10Mais avant d’aborder ce combat final, on ajoutera encore à cette première série, dans le même « Livre de la forêt » du Rāmāyaṇa, deux monstres solitaires, dévoreurs de fauves (cf. 2, 7-8; 65, 18 et 67, 14), c’est-à-dire mangeurs de mangeurs d’hommes, beaucoup plus coriaces que de vulgaires rākṣasa (qu’ils ne sont pas à proprement parler, cf. 3, 18-20, et 67)22, et qui ne pourront chacun être éliminés qu’avec la participation active à la lutte de Lakṣmaṇa, le demi-frère dévoué de Rāma, qui joue ainsi dans ce cas le rôle d’Iolaos, comparse nécessaire du héros dans certaines situations impossibles. Le second monstre, dernière rencontre surnaturelle de cette section, dans la forêt encore plus sauvage de Krauñca, est Kabandha (littéralement « Tonneau », « Barrique »), au tronc sans jambes, au cou sans tête, à l’œil unique sur la poitrine et à la gueule dans l’abdomen, vaincu lorsque ses deux bras tentaculaires lui sont tranchés simultanément23 au niveau des articulations, tandis que son corps ne peut être finalement détruit, tel celui de l’Hydre de Lerne, que par la seule puissance du feu (65-67). L’autre monstre, le premier rencontré dans la forêt de Daṇḍaka, est Virādha, doté lui d’une « intuabilité conditionnelle » définie comme « le fait de ne pouvoir être tué par aucune arme sur terre (śastreṇāvadhyatā loke, c’est-à-dire le locatif « en ce monde ») et de ne pouvoir pas même être tranché ou percé (acchedyā-bhedyatvam eva ca)» (3, 6, cf. 43*, 5 = 17 v. où c’est « en vertu de son privilège » qu’il reste donc insensible aux coups portés)24. Le monstre, bien que « percé » de flèches (viddha, 41 * = 13 v.) puis « frappé » de taille (vadhyamāna, 44*, 5 = 21 v), soulève alors le héros (cf. Antée soulevé par Héraclès) et l’emporte (44*, 5-18 = 21-26 v.). C’est à la lutte à mains nues, tel Antée, qu’il devra être vaincu, dans son cas les deux bras cassés (3, 15 = 4, 5 f.), criblé de coups de poing et de pied et broyé contre le sol (46*, 1-2 = 4,7 v.),tandis que pour pouvoir enfin le tuer il faudra le précipiter dans une fosse (46*, 3-12; 54*, 2-3; 26-27 = 4, 8-12, 27-28 & 34 v., cf. VI, 114, 12), c’est-à-dire sous terre, transformation inverse du moyen utilisé par Héraclès contre Antée, maintenu en l’air, comme on s’en souvient.

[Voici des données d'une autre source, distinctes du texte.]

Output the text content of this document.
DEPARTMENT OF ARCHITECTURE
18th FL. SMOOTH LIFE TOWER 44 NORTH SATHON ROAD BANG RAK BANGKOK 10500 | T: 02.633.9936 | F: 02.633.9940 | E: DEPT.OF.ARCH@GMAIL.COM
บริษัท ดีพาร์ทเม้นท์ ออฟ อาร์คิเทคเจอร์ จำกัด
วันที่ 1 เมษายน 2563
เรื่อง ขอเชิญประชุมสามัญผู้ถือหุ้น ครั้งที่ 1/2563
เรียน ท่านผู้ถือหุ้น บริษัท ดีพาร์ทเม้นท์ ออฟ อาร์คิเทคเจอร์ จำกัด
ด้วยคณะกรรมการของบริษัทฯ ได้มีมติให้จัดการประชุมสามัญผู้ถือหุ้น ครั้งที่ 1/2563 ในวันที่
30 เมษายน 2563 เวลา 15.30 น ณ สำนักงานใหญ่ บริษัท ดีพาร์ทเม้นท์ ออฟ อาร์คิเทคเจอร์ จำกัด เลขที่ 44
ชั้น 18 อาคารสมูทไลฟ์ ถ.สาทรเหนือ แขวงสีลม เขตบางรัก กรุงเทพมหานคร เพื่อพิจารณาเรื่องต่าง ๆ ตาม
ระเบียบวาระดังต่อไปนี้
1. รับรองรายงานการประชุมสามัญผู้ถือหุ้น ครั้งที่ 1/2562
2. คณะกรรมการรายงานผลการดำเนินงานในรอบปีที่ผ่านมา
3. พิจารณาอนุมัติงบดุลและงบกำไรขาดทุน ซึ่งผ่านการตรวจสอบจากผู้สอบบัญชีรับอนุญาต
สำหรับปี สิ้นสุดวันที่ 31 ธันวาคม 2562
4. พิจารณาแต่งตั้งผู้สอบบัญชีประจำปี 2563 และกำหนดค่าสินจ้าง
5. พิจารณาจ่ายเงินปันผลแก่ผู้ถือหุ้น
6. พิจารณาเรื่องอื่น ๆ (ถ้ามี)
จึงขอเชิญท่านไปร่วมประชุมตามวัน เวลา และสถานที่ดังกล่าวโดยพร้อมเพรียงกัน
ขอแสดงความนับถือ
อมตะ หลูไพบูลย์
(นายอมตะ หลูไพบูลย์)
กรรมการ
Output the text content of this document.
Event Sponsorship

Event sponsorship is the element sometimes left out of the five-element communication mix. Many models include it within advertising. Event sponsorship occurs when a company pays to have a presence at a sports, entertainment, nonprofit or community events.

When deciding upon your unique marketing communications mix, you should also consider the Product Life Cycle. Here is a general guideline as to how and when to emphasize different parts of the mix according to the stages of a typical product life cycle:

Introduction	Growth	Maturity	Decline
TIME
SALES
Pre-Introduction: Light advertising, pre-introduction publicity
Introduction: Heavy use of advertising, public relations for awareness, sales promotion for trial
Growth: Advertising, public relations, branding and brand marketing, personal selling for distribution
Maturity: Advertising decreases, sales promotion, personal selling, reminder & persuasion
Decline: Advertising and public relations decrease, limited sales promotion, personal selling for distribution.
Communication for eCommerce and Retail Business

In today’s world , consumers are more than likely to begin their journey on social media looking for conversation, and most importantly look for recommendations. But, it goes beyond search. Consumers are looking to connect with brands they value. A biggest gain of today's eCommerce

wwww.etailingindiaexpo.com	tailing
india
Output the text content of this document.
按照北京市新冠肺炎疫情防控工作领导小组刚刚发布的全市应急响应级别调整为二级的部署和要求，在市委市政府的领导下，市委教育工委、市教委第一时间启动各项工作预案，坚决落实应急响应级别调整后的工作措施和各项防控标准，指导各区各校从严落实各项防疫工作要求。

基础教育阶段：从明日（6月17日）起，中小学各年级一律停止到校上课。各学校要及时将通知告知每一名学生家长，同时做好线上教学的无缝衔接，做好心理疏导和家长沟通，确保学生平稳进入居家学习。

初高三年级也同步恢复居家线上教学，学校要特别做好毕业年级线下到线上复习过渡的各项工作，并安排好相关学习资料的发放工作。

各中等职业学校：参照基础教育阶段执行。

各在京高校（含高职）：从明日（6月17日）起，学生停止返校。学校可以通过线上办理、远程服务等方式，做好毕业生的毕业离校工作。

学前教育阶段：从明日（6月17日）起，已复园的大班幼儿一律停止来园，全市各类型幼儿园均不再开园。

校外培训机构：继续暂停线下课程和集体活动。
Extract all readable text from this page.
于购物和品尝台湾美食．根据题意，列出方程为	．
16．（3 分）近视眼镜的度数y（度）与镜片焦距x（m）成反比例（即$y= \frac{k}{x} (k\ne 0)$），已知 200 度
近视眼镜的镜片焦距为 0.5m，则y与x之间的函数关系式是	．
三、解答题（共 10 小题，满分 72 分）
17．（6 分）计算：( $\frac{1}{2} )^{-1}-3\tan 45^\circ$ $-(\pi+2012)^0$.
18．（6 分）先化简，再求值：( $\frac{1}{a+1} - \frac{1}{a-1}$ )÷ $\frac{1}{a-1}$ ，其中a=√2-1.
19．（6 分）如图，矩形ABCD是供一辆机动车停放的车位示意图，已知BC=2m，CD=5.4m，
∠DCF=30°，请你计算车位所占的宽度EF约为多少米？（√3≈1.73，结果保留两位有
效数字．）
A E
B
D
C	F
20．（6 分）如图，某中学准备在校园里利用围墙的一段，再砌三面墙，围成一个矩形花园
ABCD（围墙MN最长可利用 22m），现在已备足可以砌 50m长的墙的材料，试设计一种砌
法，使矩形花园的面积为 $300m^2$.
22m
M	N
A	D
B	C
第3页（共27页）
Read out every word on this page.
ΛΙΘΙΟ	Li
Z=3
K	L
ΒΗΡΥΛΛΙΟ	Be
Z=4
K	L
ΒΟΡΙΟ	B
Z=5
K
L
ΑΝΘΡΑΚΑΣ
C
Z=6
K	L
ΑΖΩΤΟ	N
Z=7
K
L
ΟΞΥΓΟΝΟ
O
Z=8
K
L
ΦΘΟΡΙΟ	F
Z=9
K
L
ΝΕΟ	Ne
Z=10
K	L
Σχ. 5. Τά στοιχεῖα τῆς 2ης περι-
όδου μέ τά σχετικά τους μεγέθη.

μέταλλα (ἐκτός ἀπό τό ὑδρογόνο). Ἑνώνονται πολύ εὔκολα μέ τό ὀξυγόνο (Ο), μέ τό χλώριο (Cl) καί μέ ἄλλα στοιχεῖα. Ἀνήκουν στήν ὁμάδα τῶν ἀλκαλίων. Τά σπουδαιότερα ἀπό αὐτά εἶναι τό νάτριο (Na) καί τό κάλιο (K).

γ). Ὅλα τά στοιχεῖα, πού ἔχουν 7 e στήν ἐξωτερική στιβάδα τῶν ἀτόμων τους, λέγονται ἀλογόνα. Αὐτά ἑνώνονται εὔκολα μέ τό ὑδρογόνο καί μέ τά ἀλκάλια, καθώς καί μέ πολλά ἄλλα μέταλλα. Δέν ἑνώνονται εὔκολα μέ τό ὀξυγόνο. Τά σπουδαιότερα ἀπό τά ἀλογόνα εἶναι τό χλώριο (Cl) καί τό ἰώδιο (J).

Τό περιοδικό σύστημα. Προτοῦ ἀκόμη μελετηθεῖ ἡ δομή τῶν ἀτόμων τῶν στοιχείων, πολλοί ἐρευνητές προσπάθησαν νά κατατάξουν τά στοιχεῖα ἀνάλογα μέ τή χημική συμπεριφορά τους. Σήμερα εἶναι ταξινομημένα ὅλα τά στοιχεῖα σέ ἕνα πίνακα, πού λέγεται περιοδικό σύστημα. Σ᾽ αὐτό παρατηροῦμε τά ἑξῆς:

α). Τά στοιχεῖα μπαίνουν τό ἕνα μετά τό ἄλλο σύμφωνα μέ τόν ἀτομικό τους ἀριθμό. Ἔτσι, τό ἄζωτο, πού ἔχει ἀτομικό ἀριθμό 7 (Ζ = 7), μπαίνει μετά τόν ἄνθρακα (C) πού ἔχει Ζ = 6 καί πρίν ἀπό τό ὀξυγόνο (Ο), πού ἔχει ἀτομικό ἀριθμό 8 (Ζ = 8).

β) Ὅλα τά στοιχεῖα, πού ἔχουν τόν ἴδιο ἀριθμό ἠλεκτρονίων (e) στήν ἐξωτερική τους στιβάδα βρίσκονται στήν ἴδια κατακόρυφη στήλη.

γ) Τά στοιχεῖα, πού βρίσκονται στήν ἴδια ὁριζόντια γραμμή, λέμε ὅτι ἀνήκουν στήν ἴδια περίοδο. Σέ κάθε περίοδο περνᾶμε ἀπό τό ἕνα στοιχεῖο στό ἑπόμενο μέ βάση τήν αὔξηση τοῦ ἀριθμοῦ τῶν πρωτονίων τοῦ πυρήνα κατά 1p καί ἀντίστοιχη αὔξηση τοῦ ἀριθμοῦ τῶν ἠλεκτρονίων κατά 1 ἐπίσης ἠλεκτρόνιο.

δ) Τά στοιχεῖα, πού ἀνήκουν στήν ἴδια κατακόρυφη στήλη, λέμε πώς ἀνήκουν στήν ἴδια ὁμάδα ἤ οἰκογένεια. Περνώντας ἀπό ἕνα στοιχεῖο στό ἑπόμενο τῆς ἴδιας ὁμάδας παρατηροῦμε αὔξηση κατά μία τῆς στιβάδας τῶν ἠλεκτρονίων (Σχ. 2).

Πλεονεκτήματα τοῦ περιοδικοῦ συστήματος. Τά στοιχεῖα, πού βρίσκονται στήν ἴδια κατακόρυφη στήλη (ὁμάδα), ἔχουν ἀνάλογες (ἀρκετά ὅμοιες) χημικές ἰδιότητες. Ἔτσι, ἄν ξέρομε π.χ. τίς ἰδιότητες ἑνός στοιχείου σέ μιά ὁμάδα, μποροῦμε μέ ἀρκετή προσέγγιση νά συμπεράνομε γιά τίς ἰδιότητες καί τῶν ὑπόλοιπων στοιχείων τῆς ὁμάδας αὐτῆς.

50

11Ces premiers monstres que Râma extermine présentent ainsi le même genre de caractères physiques (notamment la démultiplication des membres)25 ou d’« intuabilité conditionnelle » que les monstrueux adversaires d’Héraclès. Mais de même que le plus grand exploit du héros grec fut sa participation au combat contre les géants ennemis des dieux, l’exploit principal de Rāma, la raison même de son apothéose finale26, va être son combat à Lanka contre le plus grand ennemi des deva qu’est le roi des rākṣasa, le terrible Rāvana. Car si tous les rākṣasa ne jouissent pas, comme tous les géants, du privilège d’intuabilité partielle, dont seul dans ce cas leur roi Rāvaṇa a été gratifié, celle-ci intègre en revanche chez ce dernier une invincibilité (il est non seulement avadhya mais aussi ajeya),également conditionnelle, qui fait qu’il est « sans crainte » (abhaya) à la fois de la « défaite » (parābhava) et de « la mort au combat » (saṃgrāme mṛtyu) de la part des dieux et autres êtres surnaturels non humains (cf. Mbh. III, 259, 25-26; 260, 2; 265, 3; R. I, 14, 13-14; 19, 21; III, 30, 6/18; VI, 8, 2; 80, 24; VII, 10, 17-18), mais, bien entendu, de ceux-ci seulement. C’est pourquoi Rāma, le (plus grand des) héros27,est indispensable aux dieux pour vaincre et tuer ce rākṣasa s’attaquant à l’ordre cosmique en général et à la souveraineté d’Indra en particulier (cf Mbh. III, 259, 38 – 260, 5; 273, 31; XII, 349, 15; R. I, 14, 6-11 & 20-21; III, 30, 10-17; 46, 7-9; VI, 82, 31; 98, 12-13; 99, 3-4). Et comme l’invincibilité du roi des rākṣasa ne permet pas dans ce cas aux dieux de pouvoir même se battre en personne contre lui, ils ont engendré pour accompagner le héros dans sa mission des singes, ces sous- ou para-humains échappant aussi à la définition du privilège de Rāvaṇa (cf. R. V, 49, 24-26; VI, 47, 53), tout en étant de la même valeur (tulyaparākrama) que leurs géniteurs divins, c’est-à-dire en même temps aussi puissants, gigantesques (« grands comme des montagnes ») et kāmarūpin (cf. R. I, 16; Mbh. III, 260, 7 & 11-13) que les rākṣasa eux-mêmes. Ainsi, les singes fils des dieux agissent sur le terrain « pour aider Rāma» (Rāma-sahāya-hetoḥ, R. I, 16, 20, cf. Mhh. III, 276, 11), alors que c’est pour aider les dieux, empêchés de participer directement à l’action, qu’opère le héros.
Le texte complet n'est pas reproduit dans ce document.